Comme indiqué plus haut (H-III, 3.1.4) En principe, la division d'examen doit mettre en balance les intérêts du demandeur et l'efficacité de la procédure lorsqu'elle rejette une ou plusieurs requêtes subsidiaires dans l'exercice du pouvoir d'appréciation qui lui est conféré par la règle 137(3) (cf. également H‑II, 2.3, 2.5.1, 2.6 et 2.7).

Par conséquent, une requête subsidiaire qui contient des irrégularités mineures, mais qui satisfait pour le reste aux exigences de la CBE doit normalement être admise dans la procédure.

Pour décider de la recevabilité des requêtes subsidiaires, il convient de tenir compte des principes énoncés au chapitre H‑II pour toutes les requêtes, puisque chacune d'elles constitue en fait un jeu de revendications modifiées.

Il faut rejeter les requêtes subsidiaires réintroduisant un objet qui a déjà été considéré non admissible et qui a été supprimé par le demandeur (cf. également H‑II, 2.3). Il en va de même pour les requêtes subsidiaires qui introduisent de nouvelles irrégularités.

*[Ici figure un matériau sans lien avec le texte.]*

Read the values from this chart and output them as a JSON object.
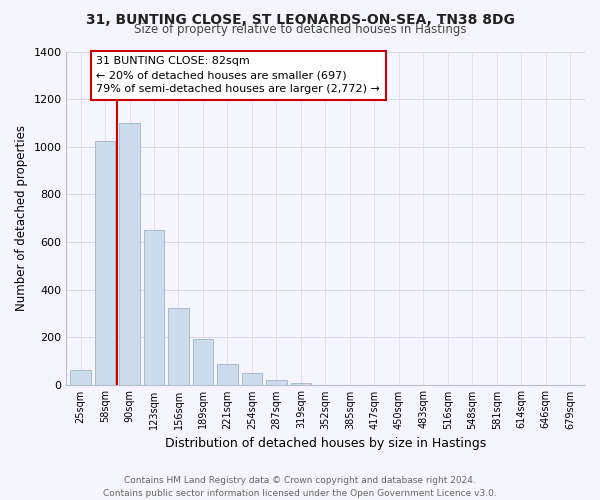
{
  "title1": "31, BUNTING CLOSE, ST LEONARDS-ON-SEA, TN38 8DG",
  "title2": "Size of property relative to detached houses in Hastings",
  "xlabel": "Distribution of detached houses by size in Hastings",
  "ylabel": "Number of detached properties",
  "categories": [
    "25sqm",
    "58sqm",
    "90sqm",
    "123sqm",
    "156sqm",
    "189sqm",
    "221sqm",
    "254sqm",
    "287sqm",
    "319sqm",
    "352sqm",
    "385sqm",
    "417sqm",
    "450sqm",
    "483sqm",
    "516sqm",
    "548sqm",
    "581sqm",
    "614sqm",
    "646sqm",
    "679sqm"
  ],
  "values": [
    65,
    1025,
    1100,
    650,
    325,
    195,
    90,
    50,
    20,
    10,
    0,
    0,
    0,
    0,
    0,
    0,
    0,
    0,
    0,
    0,
    0
  ],
  "bar_color": "#ccdcec",
  "bar_edge_color": "#aabccc",
  "marker_color": "#cc0000",
  "annotation_title": "31 BUNTING CLOSE: 82sqm",
  "annotation_line1": "← 20% of detached houses are smaller (697)",
  "annotation_line2": "79% of semi-detached houses are larger (2,772) →",
  "annotation_box_facecolor": "#ffffff",
  "annotation_box_edgecolor": "#cc0000",
  "ylim": [
    0,
    1400
  ],
  "yticks": [
    0,
    200,
    400,
    600,
    800,
    1000,
    1200,
    1400
  ],
  "footer1": "Contains HM Land Registry data © Crown copyright and database right 2024.",
  "footer2": "Contains public sector information licensed under the Open Government Licence v3.0.",
  "background_color": "#f5f5ff",
  "grid_color": "#d8d8e8"
}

Si plusieurs requêtes subsidiaires sont présentées, elles doivent être présentées dans un ordre clair et leur libellé doit faire apparaître le texte envisagé pour les revendications, sans que la division d'examen ne doive l'identifier ni spéculer à son sujet (R 14/10). De plus, toutes les requêtes subsidiaires doivent concerner la même invention : la division d'examen exercera le pouvoir d'appréciation qui lui est conféré par la règle 137(3) et refusera d'admettre des requêtes subsidiaires qui impliquent de passer de l'invention ayant fait l'objet de la recherche et choisie pour l'examen à une autre invention (cf. C‑III, 3.4 et H-II, 7).